See every database query your app runs through SQLAlchemy in Logfire: the SQL statement, how long it took, and which ones failed. Each query becomes a span (one timed step, with a name and a duration), shown nested inside the request that triggered it, so you can spot the slow or failing query behind a slow endpoint.

What you’ll capture

  • One span per query, with its duration and status
  • The SQL statement that ran, and the database it ran against
  • Failed queries, with the error

Before you start

You’ll need a Logfire project.
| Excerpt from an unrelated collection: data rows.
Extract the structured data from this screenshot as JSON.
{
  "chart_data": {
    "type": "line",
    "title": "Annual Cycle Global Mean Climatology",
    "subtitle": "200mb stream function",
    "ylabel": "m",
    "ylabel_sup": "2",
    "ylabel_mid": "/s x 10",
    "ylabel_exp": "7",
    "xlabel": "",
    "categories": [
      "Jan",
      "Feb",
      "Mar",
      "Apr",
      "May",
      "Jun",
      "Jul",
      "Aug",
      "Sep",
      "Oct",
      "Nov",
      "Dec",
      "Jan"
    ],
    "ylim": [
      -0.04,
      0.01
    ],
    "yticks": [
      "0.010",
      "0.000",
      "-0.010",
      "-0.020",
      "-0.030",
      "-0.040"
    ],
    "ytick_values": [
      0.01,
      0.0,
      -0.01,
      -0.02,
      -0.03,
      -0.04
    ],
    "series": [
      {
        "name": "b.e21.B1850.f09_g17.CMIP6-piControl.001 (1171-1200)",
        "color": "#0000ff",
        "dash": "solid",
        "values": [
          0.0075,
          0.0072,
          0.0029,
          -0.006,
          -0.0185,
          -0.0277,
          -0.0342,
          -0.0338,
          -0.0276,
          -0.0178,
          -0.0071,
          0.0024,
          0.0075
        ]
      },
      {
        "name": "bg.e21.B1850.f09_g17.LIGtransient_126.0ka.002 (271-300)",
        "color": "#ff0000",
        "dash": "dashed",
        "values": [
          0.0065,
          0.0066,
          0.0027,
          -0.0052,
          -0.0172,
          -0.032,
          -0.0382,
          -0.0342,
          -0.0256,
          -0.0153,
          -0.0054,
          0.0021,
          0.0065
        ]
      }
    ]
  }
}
Open Add data in your project (top navigation) and follow the setup for your language: it signs your machine in with logfire auth (a browser sign-in, no token to copy) and, for production or other languages, creates a write token (the credential your app uses to send data). New to Logfire? Start with Getting Started.

Installation

Install logfire with the sqlalchemy extra:

Terminal
pip install 'logfire[sqlalchemy]'

Usage

Call logfire.configure(), then logfire.instrument_sqlalchemy() with your engine. A minimal example you can run with python main.py:

main.py
from sqlalchemy import create_engine

import logfire

logfire.configure()

engine = create_engine('sqlite:///:memory:')
logfire.instrument_sqlalchemy(engine=engine)

Verify it worked

Run a query through your engine, then open the Live view. Within a few seconds you’ll see a span for the query, with its duration and the SQL it ran, nested under the request span if you’ve also instrumented your web framework.

Troubleshooting

Not seeing queries? Check that logfire.configure() ran before instrument_sqlalchemy(), that your write token is set, that you passed your engine (or engines), and that you called the instrument function exactly once.

Advanced

The keyword arguments of logfire.instrument_sqlalchemy() are passed straight to the OpenTelemetry SQLAlchemyInstrumentor().instrument() method. See the OpenTelemetry SQLAlchemy instrumentation docs for the full option list.